In the final passages of the last Potter novel, Rowling offers a lovely closure that echoes of her series’ beginnings. After dozens of episodic adventures full of setbacks and reversals, the book jumps forward in time to show us an adult Harry Potter sending his son, Albus, off to Hogwarts; it also sends readers who have grown up with Harry Potter off to have their own adventures. This is a grand feat of literary magic: a simultaneous fusion and separation of fantasy and real life.

(l to r) Katherine Leask, Benjamin Papac and Jon Steiger in ‘Harry Potter and the Cursed Chid’ at San Francisco’s Curran Theater.
More of an excess than a necessity, Harry Potter and the Cursed Child blows off that graceful closure to dive back into the giddy thrill of episodic adventures and reassert familiar themes of love, death, friendship and filial angst.

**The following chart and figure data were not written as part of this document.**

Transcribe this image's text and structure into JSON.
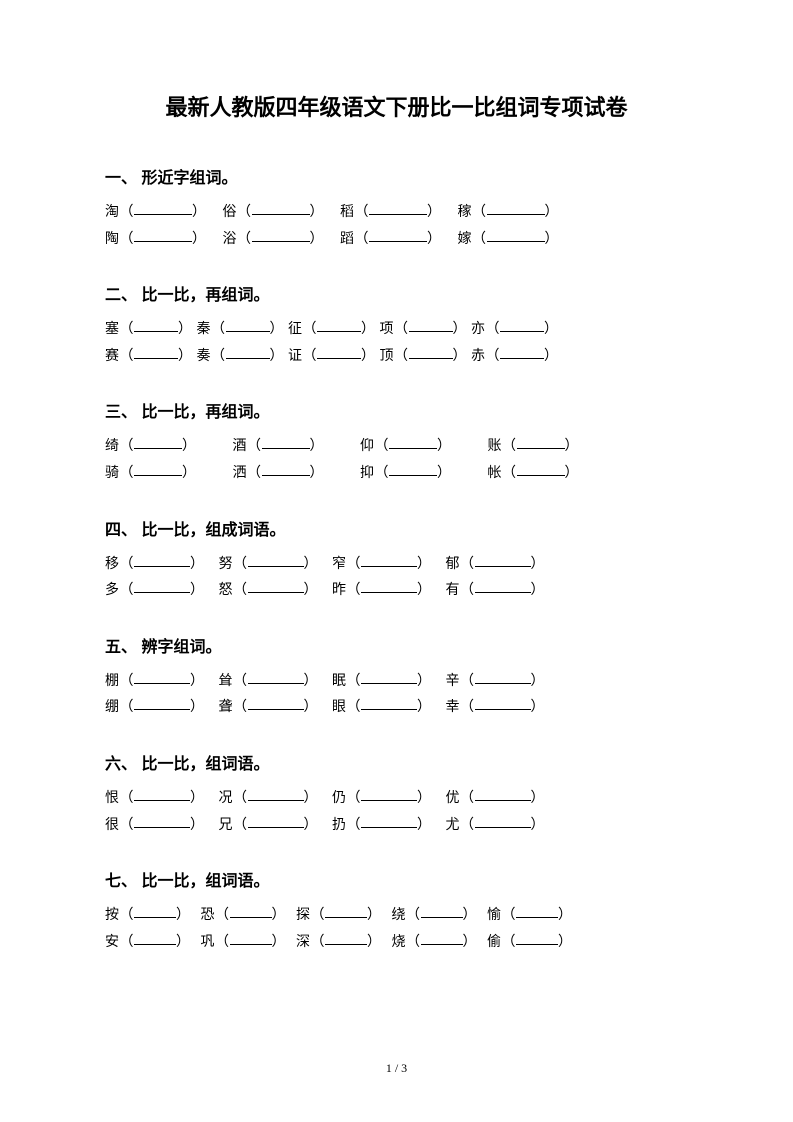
{
  "title": "最新人教版四年级语文下册比一比组词专项试卷",
  "footer": "1 / 3",
  "sections": [
    {
      "num": "一、",
      "heading": "形近字组词。",
      "blankWidth": 58,
      "gapAfter": 16,
      "rows": [
        [
          "淘",
          "俗",
          "稻",
          "稼"
        ],
        [
          "陶",
          "浴",
          "蹈",
          "嫁"
        ]
      ]
    },
    {
      "num": "二、",
      "heading": "比一比，再组词。",
      "blankWidth": 44,
      "gapAfter": 4,
      "rows": [
        [
          "塞",
          "秦",
          "征",
          "项",
          "亦"
        ],
        [
          "赛",
          "奏",
          "证",
          "顶",
          "赤"
        ]
      ]
    },
    {
      "num": "三、",
      "heading": "比一比，再组词。",
      "blankWidth": 48,
      "gapAfter": 36,
      "rows": [
        [
          "绮",
          "酒",
          "仰",
          "账"
        ],
        [
          "骑",
          "洒",
          "抑",
          "帐"
        ]
      ]
    },
    {
      "num": "四、",
      "heading": "比一比，组成词语。",
      "blankWidth": 56,
      "gapAfter": 14,
      "rows": [
        [
          "移",
          "努",
          "窄",
          "郁"
        ],
        [
          "多",
          "怒",
          "昨",
          "有"
        ]
      ]
    },
    {
      "num": "五、",
      "heading": "辨字组词。",
      "blankWidth": 56,
      "gapAfter": 14,
      "rows": [
        [
          "棚",
          "耸",
          "眠",
          "辛"
        ],
        [
          "绷",
          "聋",
          "眼",
          "幸"
        ]
      ]
    },
    {
      "num": "六、",
      "heading": "比一比，组词语。",
      "blankWidth": 56,
      "gapAfter": 14,
      "rows": [
        [
          "恨",
          "况",
          "仍",
          "优"
        ],
        [
          "很",
          "兄",
          "扔",
          "尤"
        ]
      ]
    },
    {
      "num": "七、",
      "heading": "比一比，组词语。",
      "blankWidth": 42,
      "gapAfter": 10,
      "rows": [
        [
          "按",
          "恐",
          "探",
          "绕",
          "愉"
        ],
        [
          "安",
          "巩",
          "深",
          "烧",
          "偷"
        ]
      ]
    }
  ]
}
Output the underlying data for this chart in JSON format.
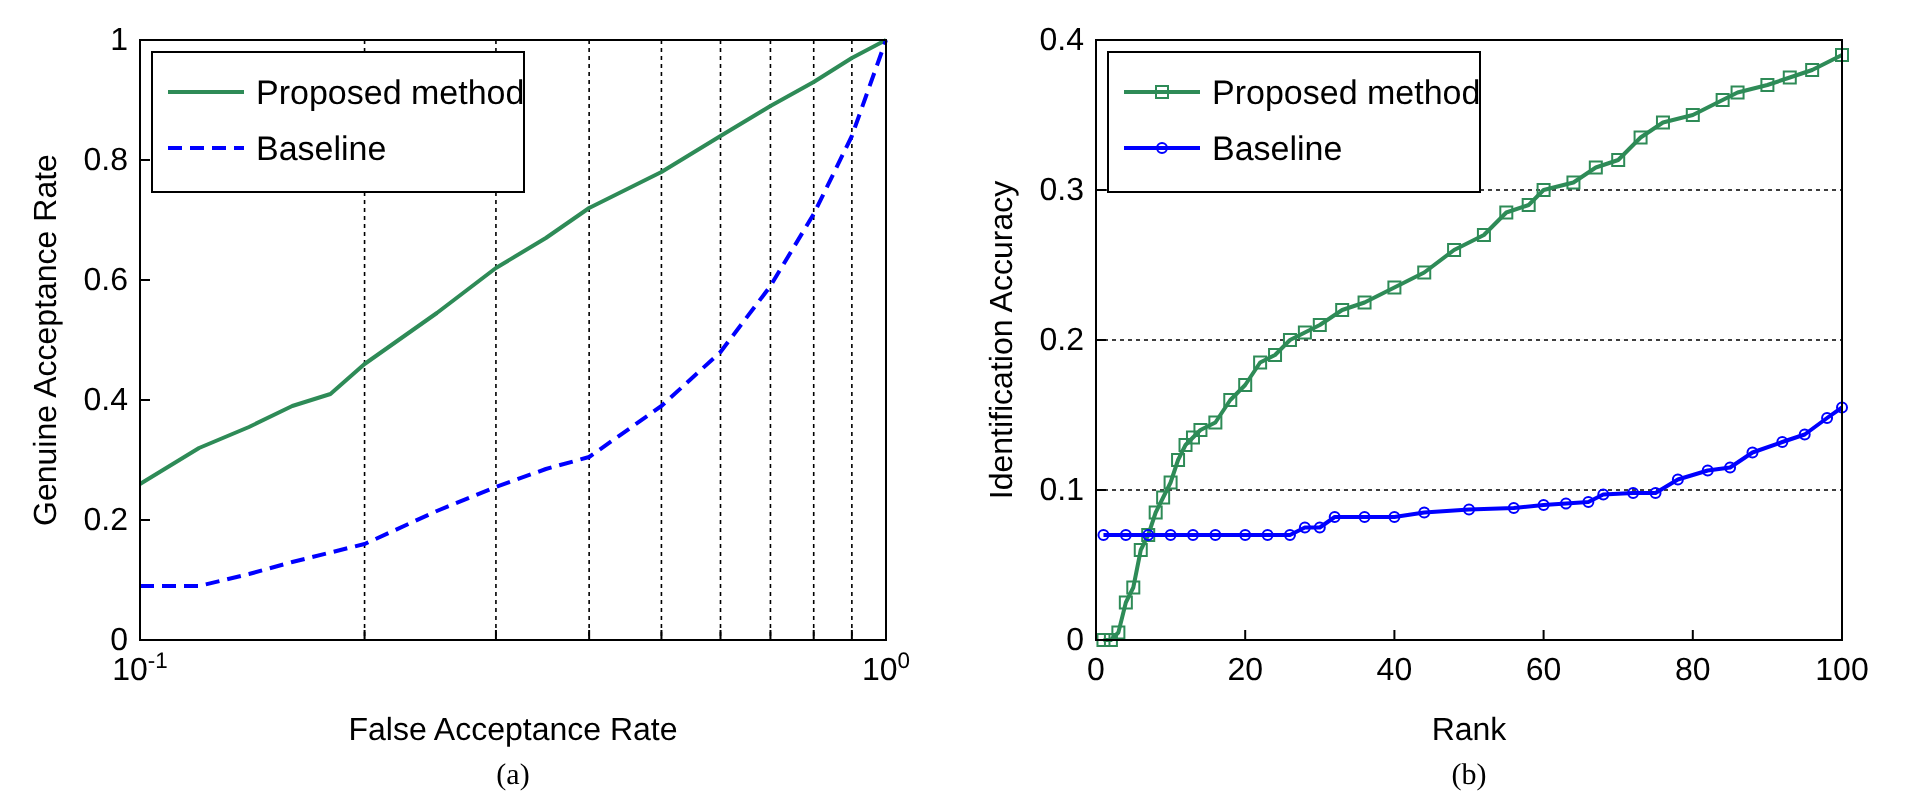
{
  "chart_data": [
    {
      "type": "line",
      "xlabel": "False Acceptance Rate",
      "ylabel": "Genuine Acceptance Rate",
      "annotations": [
        "(a)"
      ],
      "log": "x",
      "grid": "x",
      "legend": "top left",
      "marker": "none",
      "xlim": [
        0.1,
        1
      ],
      "xticks": [
        {
          "value": 0.1,
          "label": "10$^{-1}$"
        },
        {
          "value": 0.2,
          "label": null
        },
        {
          "value": 0.3,
          "label": null
        },
        {
          "value": 0.4,
          "label": null
        },
        {
          "value": 0.5,
          "label": null
        },
        {
          "value": 0.6,
          "label": null
        },
        {
          "value": 0.7,
          "label": null
        },
        {
          "value": 0.8,
          "label": null
        },
        {
          "value": 0.9,
          "label": null
        },
        {
          "value": 1,
          "label": "10$^{0}$"
        }
      ],
      "ylim": [
        0,
        1
      ],
      "yticks": [
        0,
        0.2,
        0.4,
        0.6,
        0.8,
        1
      ],
      "series": [
        {
          "name": "Proposed method",
          "color": "#2e8b57",
          "line_style": "solid",
          "x": [
            0.1,
            0.12,
            0.14,
            0.16,
            0.18,
            0.2,
            0.25,
            0.3,
            0.35,
            0.4,
            0.5,
            0.6,
            0.7,
            0.8,
            0.9,
            1
          ],
          "values": [
            0.26,
            0.32,
            0.355,
            0.39,
            0.41,
            0.46,
            0.545,
            0.62,
            0.67,
            0.72,
            0.78,
            0.84,
            0.89,
            0.93,
            0.97,
            1
          ]
        },
        {
          "name": "Baseline",
          "color": "#0000ff",
          "line_style": "dashed",
          "x": [
            0.1,
            0.12,
            0.14,
            0.16,
            0.2,
            0.25,
            0.3,
            0.35,
            0.4,
            0.5,
            0.6,
            0.7,
            0.8,
            0.9,
            1
          ],
          "values": [
            0.09,
            0.09,
            0.11,
            0.13,
            0.16,
            0.215,
            0.255,
            0.285,
            0.305,
            0.39,
            0.48,
            0.59,
            0.71,
            0.84,
            1
          ]
        }
      ]
    },
    {
      "type": "line",
      "xlabel": "Rank",
      "ylabel": "Identification Accuracy",
      "annotations": [
        "(b)"
      ],
      "grid": "y",
      "legend": "top left",
      "xlim": [
        0,
        100
      ],
      "xticks": [
        0,
        20,
        40,
        60,
        80,
        100
      ],
      "ylim": [
        0,
        0.4
      ],
      "yticks": [
        0,
        0.1,
        0.2,
        0.3,
        0.4
      ],
      "series": [
        {
          "name": "Proposed method",
          "color": "#2e8b57",
          "marker": "square",
          "line_style": "solid",
          "x": [
            1,
            2,
            3,
            4,
            5,
            6,
            7,
            8,
            9,
            10,
            11,
            12,
            13,
            14,
            16,
            18,
            20,
            22,
            24,
            26,
            28,
            30,
            33,
            36,
            40,
            44,
            48,
            52,
            55,
            58,
            60,
            64,
            67,
            70,
            73,
            76,
            80,
            84,
            86,
            90,
            93,
            96,
            100
          ],
          "values": [
            0,
            0,
            0.005,
            0.025,
            0.035,
            0.06,
            0.07,
            0.085,
            0.095,
            0.105,
            0.12,
            0.13,
            0.135,
            0.14,
            0.145,
            0.16,
            0.17,
            0.185,
            0.19,
            0.2,
            0.205,
            0.21,
            0.22,
            0.225,
            0.235,
            0.245,
            0.26,
            0.27,
            0.285,
            0.29,
            0.3,
            0.305,
            0.315,
            0.32,
            0.335,
            0.345,
            0.35,
            0.36,
            0.365,
            0.37,
            0.375,
            0.38,
            0.39
          ]
        },
        {
          "name": "Baseline",
          "color": "#0000ff",
          "marker": "circle",
          "line_style": "solid",
          "x": [
            1,
            4,
            7,
            10,
            13,
            16,
            20,
            23,
            26,
            28,
            30,
            32,
            36,
            40,
            44,
            50,
            56,
            60,
            63,
            66,
            68,
            72,
            75,
            78,
            82,
            85,
            88,
            92,
            95,
            98,
            100
          ],
          "values": [
            0.07,
            0.07,
            0.07,
            0.07,
            0.07,
            0.07,
            0.07,
            0.07,
            0.07,
            0.075,
            0.075,
            0.082,
            0.082,
            0.082,
            0.085,
            0.087,
            0.088,
            0.09,
            0.091,
            0.092,
            0.097,
            0.098,
            0.098,
            0.107,
            0.113,
            0.115,
            0.125,
            0.132,
            0.137,
            0.148,
            0.155
          ]
        }
      ]
    }
  ]
}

It’s entertaining but extraneous; polished fan-fiction by the most talented fans imaginable.
There’s magic to be found within the world of Harry Potter, and even within this show. But like scarfing down one more tempting handful of Bertie Bott’s Beans after being sated, a long day with the “Cursed Child” may leave you feeling a bit greedy and disenchanted.
Harry Potter and the Cursed Child
Curran Theater
445 Geary Street, San Francisco
Jim Gladstone is a freelance writer and creative consultant based in San Francisco.